Gladys Frisbie Gudge was a diligent reader of the fashion magazines, and kept herself right up to the minute with the styles; also she had got herself a book on etiquette, and learned it by heart from cover to cover, and now she took Peter in hand and taught it to him. Why must he always be a “Jimmie Higgins” of the “Whites?” Why should he not acquire the vocabulary of an educated man, the arts and graces of the well-to-do? Gladys knew that it is these subtleties which determine your salary in the long run; so every Sunday morning she would dress him up with a new brown derby and a new pair of brown kid gloves, and take him to the Church of the Divine Compassion, and they would listen to the patriotic sermon of the Rev. de Willoughby Stotterbridge, and Gladys would bow her head in prayer, and out of the corner of her eye would get points on costumes from the lady in the next pew. And afterwards they would join the Sunday parade, and Gladys would point out to Peter the marks of what she called “gentility.” In the evenings they would go walking, and she would stop in front of the big shop-windows, or take him into the hotel lobbies where the rich could be seen free of charge. Peter would be hungry, and would want to go to a cheap restaurant and fill himself up with honest grub; but Gladys, who had the appetite of a bird, would insist on marching him into the dining-room of the Hotel de Soto and making a meal upon a cup of broth and some bread and butter--just in order that they might gaze upon a scene of elegance and see bow “genteel” people ate their food.

Section 79

And just as ardently as Gladys Frisbie Gudge adored the rich, so ardently did she object to the poor. If you pinned her down to it, she would admit that there had to be poor; there could not be gentility, except on the basis of a large class of ungentility. The poor were all right in their place; what Gladys objected to was their presuming to try to get out of their place, or to criticise their betters. She had a word by which she summed up everything that she despised in the world, and that word was “common;” she used it to describe the sort of people she declined to meet, and she used it in correcting Peter’s manners and his taste in hats. To be “common” was to be damned; and when Gladys saw people who were indubitably and inescapably “common,” presuming to set themselves up and form standards of their own, she took it as a personal affront, she became vindictive and implacable towards them. Each and every one of them became to her a personal enemy, an enemy to something far more precious than her person, an enemy to the thing she aspired to become, to her ideal.

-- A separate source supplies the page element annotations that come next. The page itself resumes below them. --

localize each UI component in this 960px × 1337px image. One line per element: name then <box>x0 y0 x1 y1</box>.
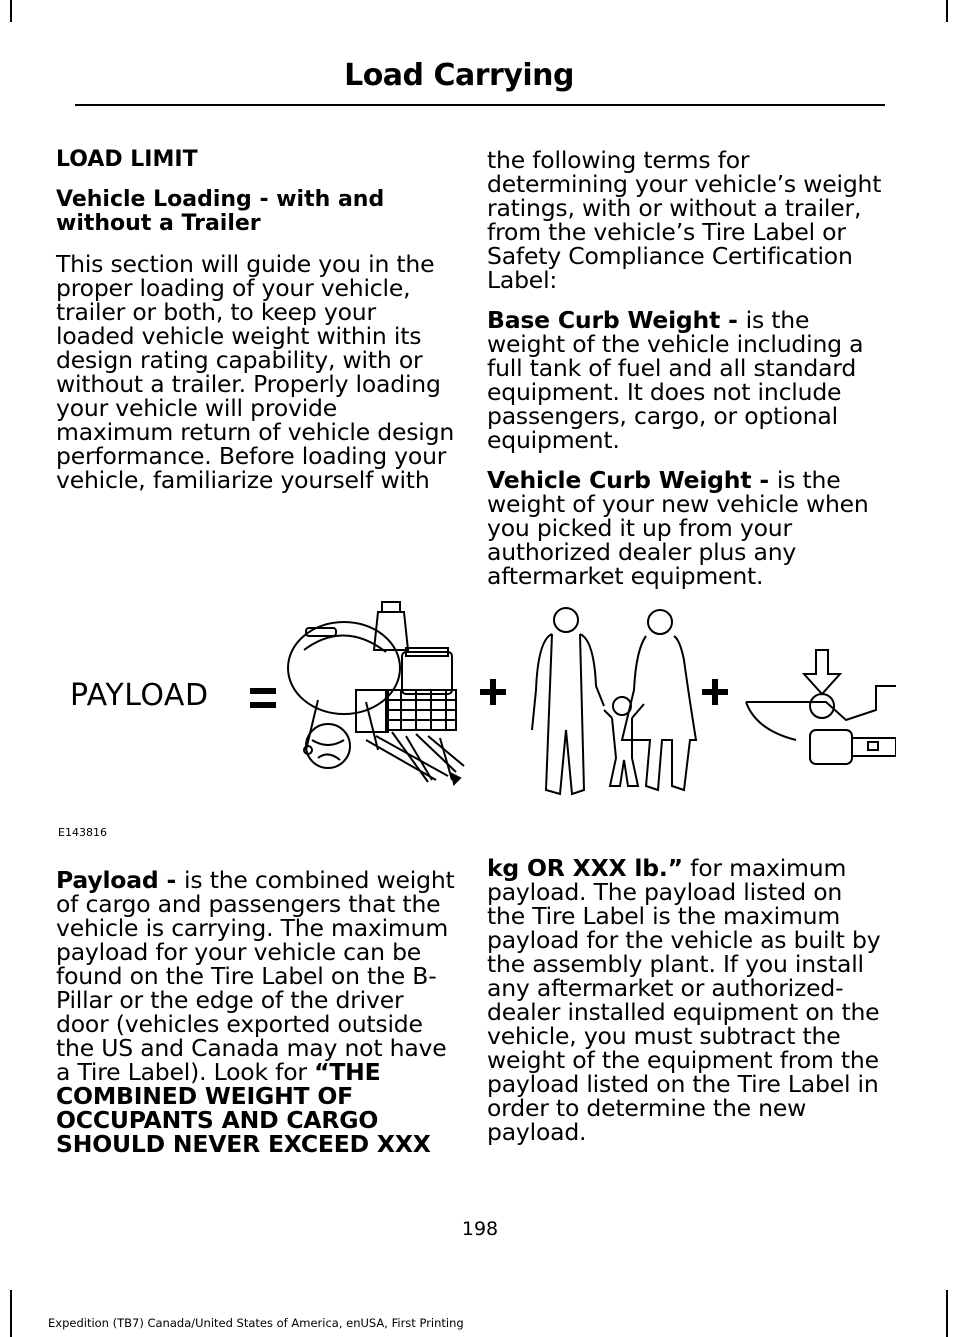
plus-sign <box>702 679 728 705</box>
term-text: is the weight of the vehicle including a full tank of fuel and all standard equipment. It does not include passengers, cargo, or optional equipment. <box>487 306 864 454</box>
page-number: 198 <box>461 1218 499 1240</box>
section-heading: LOAD LIMIT <box>56 147 198 172</box>
continuation-text: for maximum payload. The payload listed on the Tire Label is the maximum payload for the vehicle as built by the assembly plant. If you install any aftermarket or authorized-dealer installed equipment on the vehicle, you must subtract the weight of the equipment from the payload listed on the Tire Label in order to determine the new payload. <box>487 854 881 1146</box>
crop-mark <box>10 1290 12 1337</box>
section-subheading: Vehicle Loading - with and without a Trailer <box>56 187 385 236</box>
base-curb-weight-definition <box>487 308 887 452</box>
terms-intro-paragraph: the following terms for determining your vehicle’s weight ratings, with or without a trailer, from the vehicle’s Tire Label or Safety Compliance Certification Label: <box>487 146 882 294</box>
payload-illustration <box>56 590 896 810</box>
equals-sign <box>250 688 276 708</box>
column-right-bottom <box>487 856 887 1160</box>
trailer-hitch-icon <box>746 650 896 764</box>
intro-paragraph: This section will guide you in the proper loading of your vehicle, trailer or both, to keep your loaded vehicle weight within its design rating capability, with or without a trailer. Properly loading your vehicle will provide maximum return of vehicle design performance. Before loading your vehicle, familiarize yourself with <box>56 250 455 494</box>
quote-text: “THE COMBINED WEIGHT OF OCCUPANTS AND CARGO SHOULD NEVER EXCEED XXX <box>56 1058 431 1158</box>
column-left-top <box>56 148 456 508</box>
column-left-bottom <box>56 868 456 1172</box>
term-text: is the weight of your new vehicle when you picked it up from your authorized dealer plus any aftermarket equipment. <box>487 466 869 590</box>
term-label: Payload - <box>56 866 185 894</box>
payload-continuation <box>487 856 887 1144</box>
payload-label: PAYLOAD <box>70 678 209 713</box>
vehicle-curb-weight-definition <box>487 468 887 588</box>
term-label: Vehicle Curb Weight - <box>487 466 777 494</box>
crop-mark <box>946 0 948 22</box>
crop-mark <box>10 0 12 22</box>
figure-code: E143816 <box>58 826 107 839</box>
cargo-icon <box>288 602 464 784</box>
crop-mark <box>946 1290 948 1337</box>
term-label: Base Curb Weight - <box>487 306 746 334</box>
document-footer: Expedition (TB7) Canada/United States of America, enUSA, First Printing <box>48 1316 464 1330</box>
quote-text-end: kg OR XXX lb.” <box>487 854 683 882</box>
term-text: is the combined weight of cargo and passengers that the vehicle is carrying. The maximum payload for your vehicle can be found on the Tire Label on the B-Pillar or the edge of the driver door (vehicles exported outside the US and Canada may not have a Tire Label). Look for <box>56 866 455 1086</box>
header-divider <box>75 104 885 106</box>
payload-definition <box>56 868 456 1156</box>
passengers-icon <box>532 608 696 794</box>
column-right-top <box>487 148 887 604</box>
plus-sign <box>480 679 506 705</box>
page-header-title: Load Carrying <box>344 58 574 93</box>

Peter had once been like that himself, but now he was so comfortable, he had a tendency to become lazy and easy-going. It was well, therefore, that he had Gladys to jack him up, and keep him on his job. Gladys at first did not meet any Reds face to face, she knew them only by the stories that Peter brought home to her when his day’s work was done. But each new group that he was hounding became to Gladys an assemblage of incarnate fiends, and while she sat polishing the finger-nails of stout society ladies who were too sleepy to talk, Gladys’ busy mind would be working over schemes to foil these fiends.